I just passed the 100 page mark last night (the reason for the title of this post, and possibly a post I’ll continue in the future for other reads.)  At first, the book was moving at a very slow pace, and though tempted to put it down I really wanted to like the book so I stuck with it.  I’m glad I did.

The book follows three distinct storylines all related to the Wizard of Oz.  First, there’s Dorothy as a little girl and the events that lead her to have to go live with Auntie Em and how her new life in Kansas is.  This part has been most of the first 100 pages thus far.

There has been only two chapters so far covering a second storyline about a young man that seems to be obsessed with the Wizard of Oz and going to Kansas to find the “real” locations of where Dorothy lived.  Not much has been revealed about this part of the story so far, other than what I read on the back of the book.

The last story line follows Judy Garland.  The first chapter was about her when she was born Frances Gumm and performed with her sisters.  It was a brief glimpse into her family life, then there was another beautifully written chapter about her on the set of Oz having a discussion with her make-up artist.  It was pretty much this chapter that really got the story going and made me change my mind about putting the book down.
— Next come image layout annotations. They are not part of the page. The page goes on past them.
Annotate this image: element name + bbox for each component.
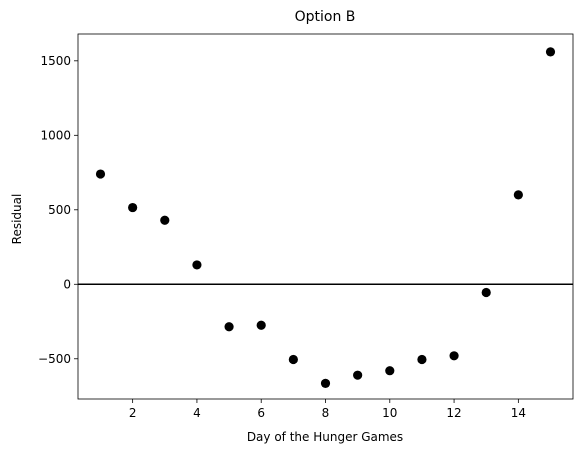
data-point [353,370,363,380]
data-point [95,169,106,179]
data-point [160,215,170,225]
data-point [545,47,556,57]
y-axis-label: Residual [10,194,24,245]
data-point [288,354,298,365]
data-point [513,190,523,200]
x-tick-label: 2 [129,406,137,420]
x-tick-label: 14 [511,406,526,420]
x-tick-label: 4 [193,406,201,420]
x-axis-label: Day of the Hunger Games [247,430,403,444]
x-tick-label: 12 [446,406,461,420]
x-tick-label: 6 [257,406,265,420]
x-tick-label: 8 [322,406,330,420]
y-tick-label: 500 [48,203,71,217]
data-point [128,202,138,213]
data-point [320,378,331,388]
plot-area: 2 4 6 8 10 12 14 −500 0 500 1000 1500 [38,33,574,420]
data-point [481,287,491,298]
x-tick-label: 10 [382,406,397,420]
data-point [449,351,459,361]
data-point [417,354,427,365]
data-point [192,260,202,270]
y-tick-label: 1000 [40,128,71,142]
plot-frame [77,33,574,400]
chart-title: Option B [295,9,356,25]
data-point [385,366,395,376]
y-tick-label: 0 [63,277,71,291]
y-tick-label: −500 [38,352,71,366]
data-point [256,320,266,330]
y-tick-label: 1500 [40,54,71,68]
data-point [224,322,234,332]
The book reminds me a bit of Michael Cunningham’s The Hours, a book I loved, in the way that it follows three different story lines that are loosely connected in some way whether it be historical or even just coincidence. Although a slow read in the beginning, I kind of enjoyed that because Ryman is such an interesting writer.  I feel like I have to read it slow because I don’t want to miss anything.  There are definitely quotes here I want to underline and share later with my full review of the book.  His writing his so simple, yet thought provoking.  Even haunting, despite that being a clichè I seem to use a lot lately.

Hoping to finish this one before vacation.  Not sure how much time I’ll have for reading in New Orleans in a couple of weeks, but I want to be armed with something good or buy something while I’m there to read myself to sleep at night.